History of Psychiatric Disease Inversely Correlates with Age of Onset in Alzheimer’s Disease.
Emily Eijansantos1, Isabel Allen2, Jessica Deleon2, Stephanie Grasso3, Nicole Rogers4, Rian Bogley2, David Perry2, Virginia Sturm2, Howard Rosen2, Lea Grinberg2, William Seeley2, Bruce Miller2, Gil Rabinovici2, Maria Gorno Tempini2, Zachary Miller2
1University of California, San Francisco School of Medicine, 2UCSF Memory and Aging Center, 3University of Texas, 4Global Brain Health Institute
Objective:
To investigate the impact of psychiatric disease on Alzheimer’s Disease (AD). 
Background:
Depression has been established as a risk factor in AD that may accelerate the development and disease course.

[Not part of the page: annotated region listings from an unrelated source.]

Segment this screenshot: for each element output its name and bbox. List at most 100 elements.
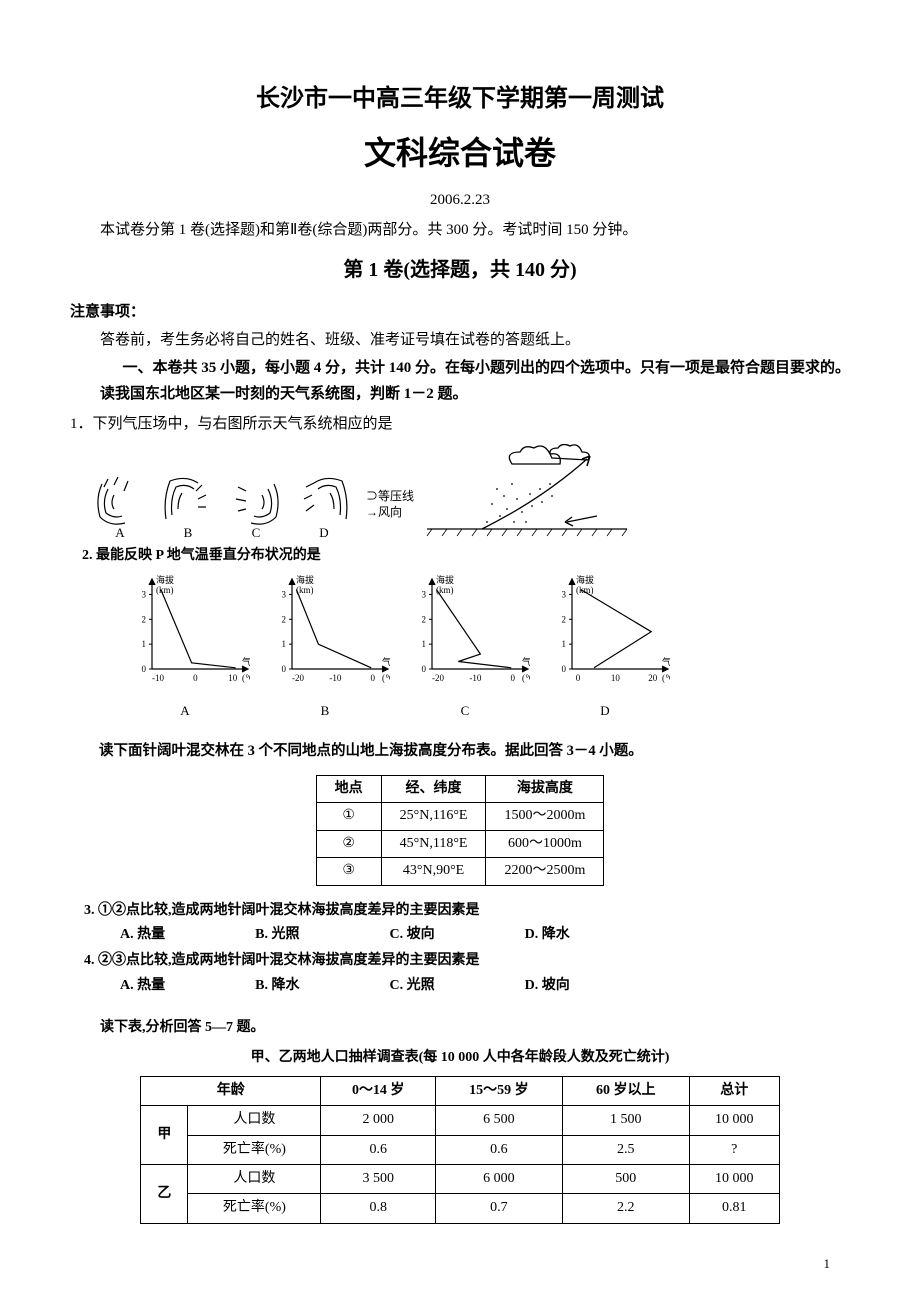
population-table-caption: 甲、乙两地人口抽样调查表(每 10 000 人中各年龄段人数及死亡统计): [70, 1047, 850, 1069]
metric-cell: 人口数: [188, 1165, 321, 1194]
pressure-diagram-c: C: [226, 469, 286, 539]
legend-isobaric: ⊃等压线: [366, 489, 414, 505]
table-cell: 10 000: [689, 1165, 779, 1194]
table-header: 海拔高度: [486, 775, 604, 802]
svg-text:-10: -10: [469, 673, 481, 683]
diagram-label: B: [184, 525, 193, 539]
table-cell: 600～1000m: [486, 830, 604, 857]
svg-text:0: 0: [576, 673, 581, 683]
table-cell: 6 000: [435, 1165, 562, 1194]
question-3: 3. ①②点比较,造成两地针阔叶混交林海拔高度差异的主要因素是: [84, 900, 850, 922]
svg-text:0: 0: [193, 673, 198, 683]
pressure-diagram-d: D: [294, 469, 354, 539]
table-cell: ①: [316, 803, 381, 830]
chart-label: B: [260, 701, 390, 722]
table-cell: 2.5: [562, 1135, 689, 1164]
svg-text:2: 2: [562, 614, 567, 624]
svg-text:2: 2: [142, 614, 147, 624]
svg-text:(℃): (℃): [382, 673, 390, 683]
question-2: 2. 最能反映 P 地气温垂直分布状况的是: [82, 545, 850, 567]
svg-text:10: 10: [611, 673, 621, 683]
svg-text:海拔: 海拔: [156, 574, 174, 585]
population-table: 年龄0～14 岁15～59 岁60 岁以上总计 甲人口数2 0006 5001 …: [140, 1076, 780, 1224]
svg-text:3: 3: [142, 589, 147, 599]
notice-line-1: 答卷前，考生务必将自己的姓名、班级、准考证号填在试卷的答题纸上。: [70, 328, 850, 352]
table-cell: 0.6: [435, 1135, 562, 1164]
svg-text:气温: 气温: [382, 656, 390, 667]
svg-text:海拔: 海拔: [296, 574, 314, 585]
question-3-options: A. 热量 B. 光照 C. 坡向 D. 降水: [120, 924, 850, 946]
svg-text:海拔: 海拔: [436, 574, 454, 585]
option-d: D. 降水: [525, 924, 570, 946]
exam-date: 2006.2.23: [70, 188, 850, 212]
metric-cell: 死亡率(%): [188, 1135, 321, 1164]
exam-school-title: 长沙市一中高三年级下学期第一周测试: [70, 80, 850, 118]
diagram-label: D: [319, 525, 328, 539]
svg-text:(km): (km): [296, 585, 314, 595]
svg-text:1: 1: [282, 639, 287, 649]
notice-line-3: 读我国东北地区某一时刻的天气系统图，判断 1－2 题。: [70, 382, 850, 406]
table-cell: 2200～2500m: [486, 858, 604, 885]
svg-text:2: 2: [282, 614, 287, 624]
svg-text:0: 0: [422, 664, 427, 674]
svg-text:1: 1: [422, 639, 427, 649]
table-cell: 6 500: [435, 1106, 562, 1135]
question-4: 4. ②③点比较,造成两地针阔叶混交林海拔高度差异的主要因素是: [84, 950, 850, 972]
table-cell: ②: [316, 830, 381, 857]
svg-text:(℃): (℃): [522, 673, 530, 683]
svg-text:0: 0: [282, 664, 287, 674]
table-header: 60 岁以上: [562, 1076, 689, 1105]
table-row: 死亡率(%)0.80.72.20.81: [141, 1194, 780, 1223]
mixed-forest-intro: 读下面针阔叶混交林在 3 个不同地点的山地上海拔高度分布表。据此回答 3－4 小…: [70, 740, 850, 763]
table-cell: 2.2: [562, 1194, 689, 1223]
temp-chart-d: 海拔 (km) 0123 01020 气温 (℃) D: [540, 571, 670, 722]
forest-elevation-table: 地点经、纬度海拔高度 ①25°N,116°E1500～2000m②45°N,11…: [316, 775, 605, 886]
svg-text:0: 0: [142, 664, 147, 674]
temp-chart-c: 海拔 (km) 0123 -20-100 气温 (℃) C: [400, 571, 530, 722]
option-d: D. 坡向: [525, 975, 570, 997]
temperature-charts-row: 海拔 (km) 0123 -10010 气温 (℃) A: [120, 571, 850, 722]
table-cell: 45°N,118°E: [381, 830, 486, 857]
section-1-title: 第 1 卷(选择题，共 140 分): [70, 254, 850, 286]
group-label-cell: 甲: [141, 1106, 188, 1165]
question-4-options: A. 热量 B. 降水 C. 光照 D. 坡向: [120, 975, 850, 997]
group-label-cell: 乙: [141, 1165, 188, 1224]
temp-chart-a: 海拔 (km) 0123 -10010 气温 (℃) A: [120, 571, 250, 722]
option-c: C. 光照: [389, 975, 434, 997]
svg-text:-20: -20: [432, 673, 444, 683]
exam-paper-title: 文科综合试卷: [70, 128, 850, 179]
table-cell: ?: [689, 1135, 779, 1164]
table-header: 经、纬度: [381, 775, 486, 802]
table-row: ①25°N,116°E1500～2000m: [316, 803, 604, 830]
svg-text:10: 10: [228, 673, 238, 683]
svg-text:(km): (km): [436, 585, 454, 595]
pressure-diagrams-row: A B C D ⊃等压线 →风向: [90, 444, 850, 539]
read-table-intro: 读下表,分析回答 5—7 题。: [100, 1017, 850, 1039]
table-row: ②45°N,118°E600～1000m: [316, 830, 604, 857]
svg-text:(km): (km): [156, 585, 174, 595]
table-cell: 2 000: [321, 1106, 436, 1135]
chart-label: C: [400, 701, 530, 722]
option-a: A. 热量: [120, 924, 165, 946]
table-cell: 0.7: [435, 1194, 562, 1223]
notice-line-2: 一、本卷共 35 小题，每小题 4 分，共计 140 分。在每小题列出的四个选项…: [70, 356, 850, 380]
svg-text:3: 3: [422, 589, 427, 599]
table-header: 15～59 岁: [435, 1076, 562, 1105]
option-b: B. 光照: [255, 924, 299, 946]
table-cell: 0.81: [689, 1194, 779, 1223]
weather-system-diagram: [422, 444, 632, 539]
exam-intro: 本试卷分第 1 卷(选择题)和第Ⅱ卷(综合题)两部分。共 300 分。考试时间 …: [70, 218, 850, 242]
table-row: ③43°N,90°E2200～2500m: [316, 858, 604, 885]
svg-text:-20: -20: [292, 673, 304, 683]
chart-label: D: [540, 701, 670, 722]
question-1: 1．下列气压场中，与右图所示天气系统相应的是: [70, 412, 850, 436]
legend-wind: →风向: [366, 505, 414, 521]
page-number: 1: [70, 1254, 850, 1275]
table-cell: 10 000: [689, 1106, 779, 1135]
option-c: C. 坡向: [389, 924, 434, 946]
svg-text:海拔: 海拔: [576, 574, 594, 585]
notice-heading: 注意事项：: [70, 300, 850, 324]
table-cell: 1 500: [562, 1106, 689, 1135]
svg-text:-10: -10: [329, 673, 341, 683]
pressure-legend: ⊃等压线 →风向: [366, 489, 414, 520]
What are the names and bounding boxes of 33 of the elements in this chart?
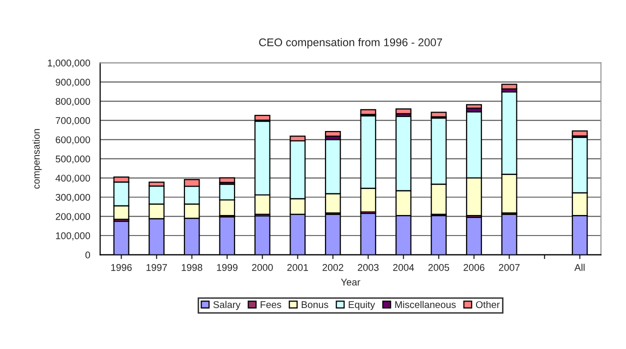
y-axis-title: compensation xyxy=(32,129,42,189)
x-tick-label: 2003 xyxy=(358,264,379,271)
x-tick-label: 2007 xyxy=(498,264,520,271)
legend-label: Other xyxy=(476,300,500,308)
y-tick-label: 600,000 xyxy=(56,136,90,144)
x-axis-title: Year xyxy=(340,278,360,286)
x-tick-label: 2006 xyxy=(464,264,484,271)
x-tick-label: 2005 xyxy=(428,264,450,271)
y-tick-label: 500,000 xyxy=(56,156,90,164)
x-tick-label: 2000 xyxy=(252,264,273,271)
legend-label: Salary xyxy=(213,300,240,310)
y-tick-label: 300,000 xyxy=(56,194,90,202)
y-tick-label: 700,000 xyxy=(56,117,90,126)
x-tick-label: 1996 xyxy=(111,264,132,271)
x-tick-label: 1999 xyxy=(217,264,238,271)
x-tick-label: 1998 xyxy=(182,264,202,271)
legend-label: Bonus xyxy=(302,301,328,308)
chart-title: CEO compensation from 1996 - 2007 xyxy=(259,38,442,48)
legend-label: Fees xyxy=(260,301,282,308)
x-tick-label: 1997 xyxy=(146,264,167,271)
x-tick-label: All xyxy=(574,264,585,271)
y-tick-label: 400,000 xyxy=(56,174,90,183)
x-tick-label: 2001 xyxy=(287,264,308,271)
y-tick-label: 200,000 xyxy=(56,213,90,222)
x-tick-label: 2004 xyxy=(393,264,414,271)
y-tick-label: 0 xyxy=(85,252,90,258)
legend-label: Equity xyxy=(348,300,376,310)
legend-label: Miscellaneous xyxy=(395,300,456,308)
y-tick-label: 900,000 xyxy=(56,78,90,87)
y-tick-label: 100,000 xyxy=(56,232,90,240)
x-tick-label: 2002 xyxy=(322,264,344,271)
y-tick-label: 1,000,000 xyxy=(48,60,90,68)
y-tick-label: 800,000 xyxy=(56,98,90,106)
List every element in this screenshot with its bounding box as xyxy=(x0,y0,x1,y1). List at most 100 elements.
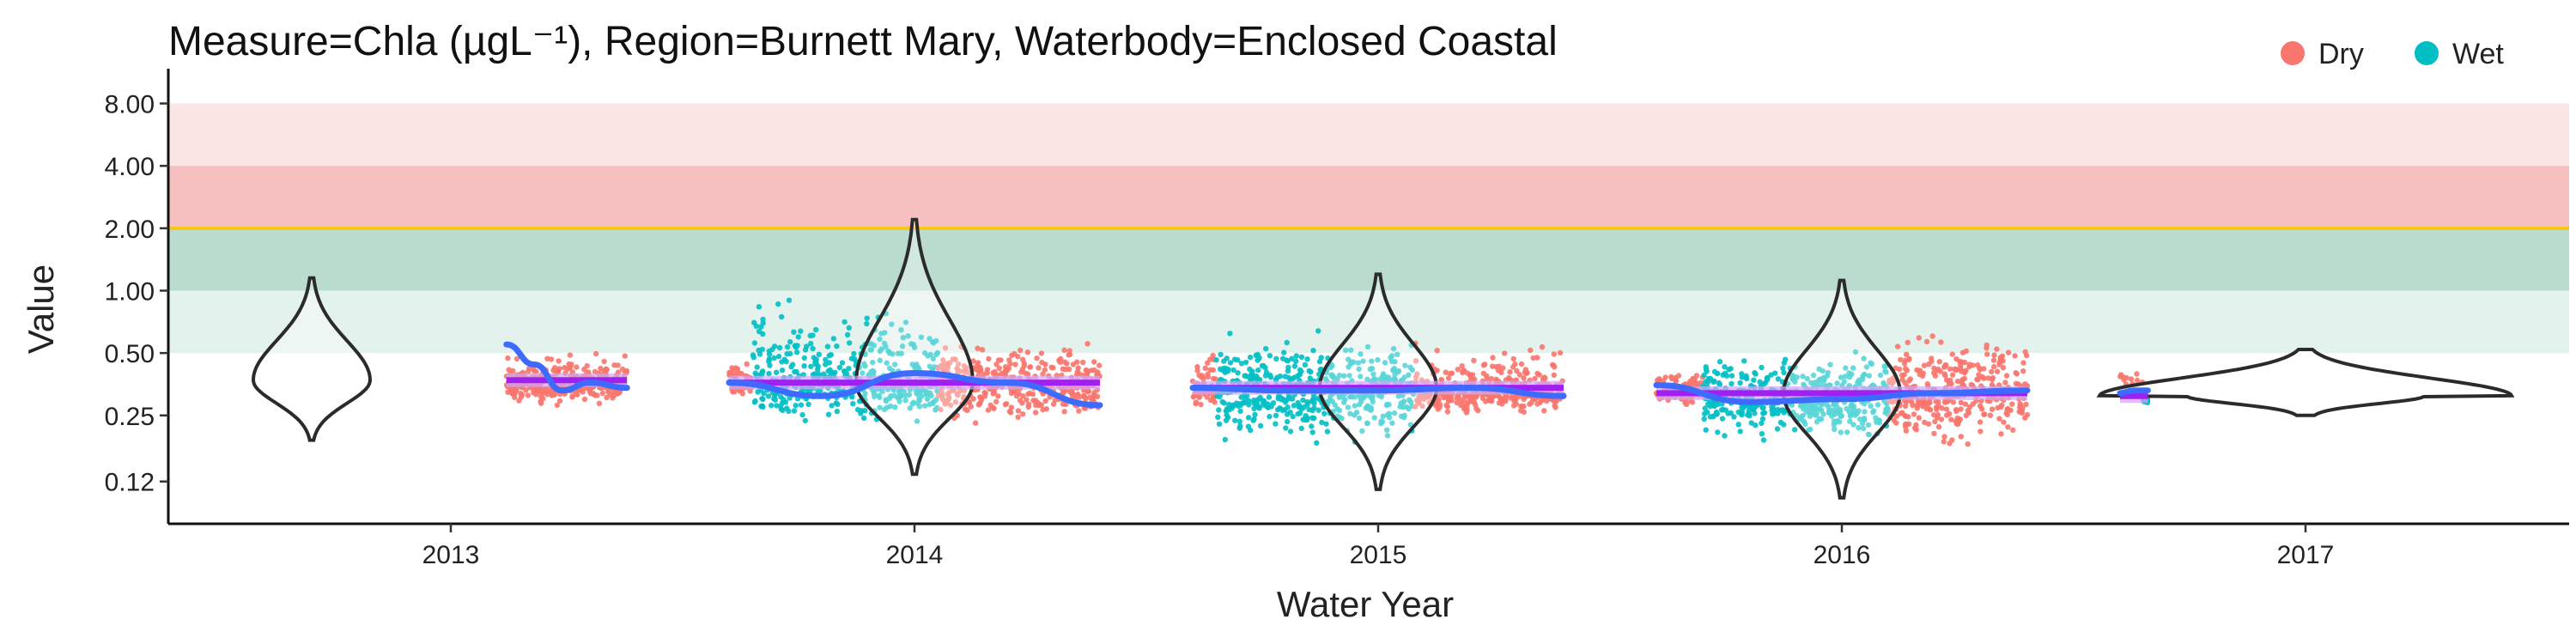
data-point xyxy=(896,398,902,404)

Less studied are the effects of other mood disorders, psychotic disorders, and post-traumatic stress disorder (PTSD) on AD. 
Design/Methods:
We screened 1500 AD patients from the UCSF Memory and Aging Center for history of psychiatric disorders: depression, anxiety, bipolar disorder, schizophrenia, and PTSD. We determined disease prevalence and investigated association with age at onset (AAO), demographics, typical AD risk factors (hypertension, hyperlipidemia, diabetes mellitus, education, and APOE4) as well as novel AD-associated factors, previously detailed (non-right-handedness, learning disability, autoimmune disease, and seizure history). 
Results:
43.3% (650/1500) had a history of depression, 32.3% (485/1500) anxiety, 1.2% (18/1500) bipolar disorder, 1% (15/1500) PTSD, and 0.4% (6/1500) schizophrenia. Those with depression or anxiety were significantly younger at AAO (2.1 and 3.0 yrs, respectively; p<0.001). Further, AAO reductions doubled with each additional psychiatric diagnosis: the presence of only one psychiatric disorder was associated with a 1.5 yr younger AD AAO, history of two psychiatric conditions led to a 3.3 yr decrease in AAO, and three or more diagnoses produced a 7.3 yr reduction in AAO (p<0.001). Depression and anxiety cohorts were more female and possessed fewer amounts of typical AD risk factors. The depression cohort possessed a significantly higher amount of autoimmune disease (p=0.01), whereas the anxiety cohort possessed a greater frequency of seizures (p=0.002).
Conclusions:
We find that diagnoses of depression and anxiety are inversely associated with AD AAO. Further, AAO differences compounded with increasing number of psychiatric diagnoses, suggesting each possess unique and additive effects on AD pathophysiology. We speculate that the presence of depression might reflect a greater burden of neuroinflammation and anxiety a greater degree of hyperexcitability, given associations with autoimmune disease and seizure.